It’s good to be inquisitive. When looking under stones, for instance, you might come across tiny holes in the earth where a whole, busy insect world is teeming and seething with purpose, and it could make you wonder just how many tunnels and chambers and secret spaces there were under your feet; it might make you consider whether everything is exactly as it seems.
Finding herself unexpectedly in a new place was just another challenge to Doll Splinter. She sat in the pocket of Someone’s jacket that was now hanging over the back of a chair and listened to Someone Else clattering about in the kitchen.Then she heard the Someones move into the garden. It was time to look around the room.
There were the usual things she’d seen before in places like this. Towering above her were four long wooden posts holding up a flat, wooden wasteland but down below there were soft, patterned fields. Of course these were tables and rugs but Doll Splinter didn’t know that!
What she didn’t expect to see was a house on a hill, a normal sized house, painted red, with white window frames and a white front door. She knew it was the sort of place that someone like her might live. But was anyone in?

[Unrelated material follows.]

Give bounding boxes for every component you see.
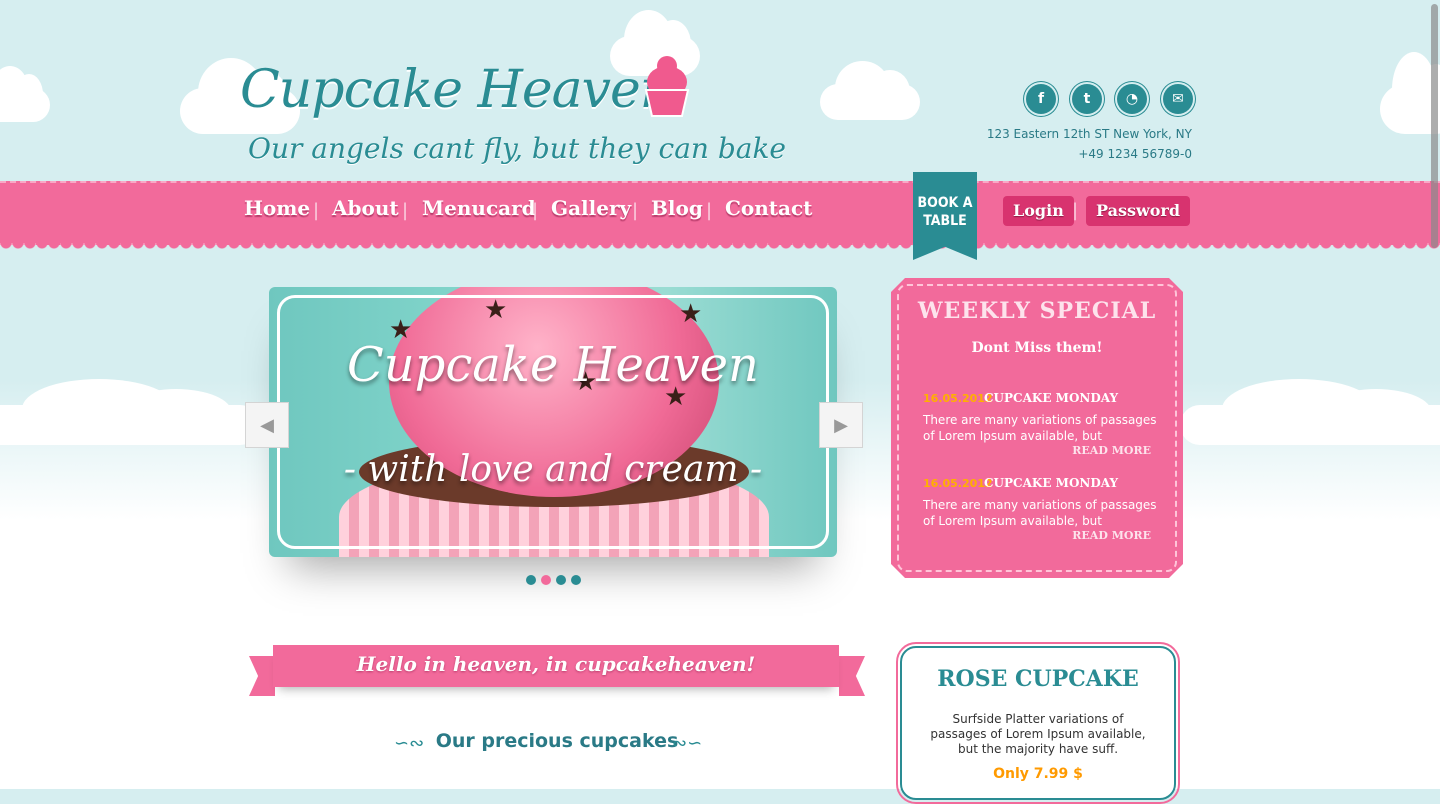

Doll Splinter had no intention of knocking on the front door knocker. When she had been living, all that time ago, on a book shelf, a Word Thief with a long narrow bag hanging over his shoulder, used to come creeping along in the dead dark of night; he would make a deep hole in the spines of books and slip through to steal words, cutting them out with sharp scissors and sliding them into his bag. When she asked him why he did this he explained that he sold them to writers who were lost for words, and he gave her this piece of advice: if you ever take up burglary, never use the front door!
She remembered that now as she climbed the hill .Seeing some steps going up the side of the house she began, without a moments hesitation, to climb them, very determinedly.
She is, as we know, a doll who knows her own mind.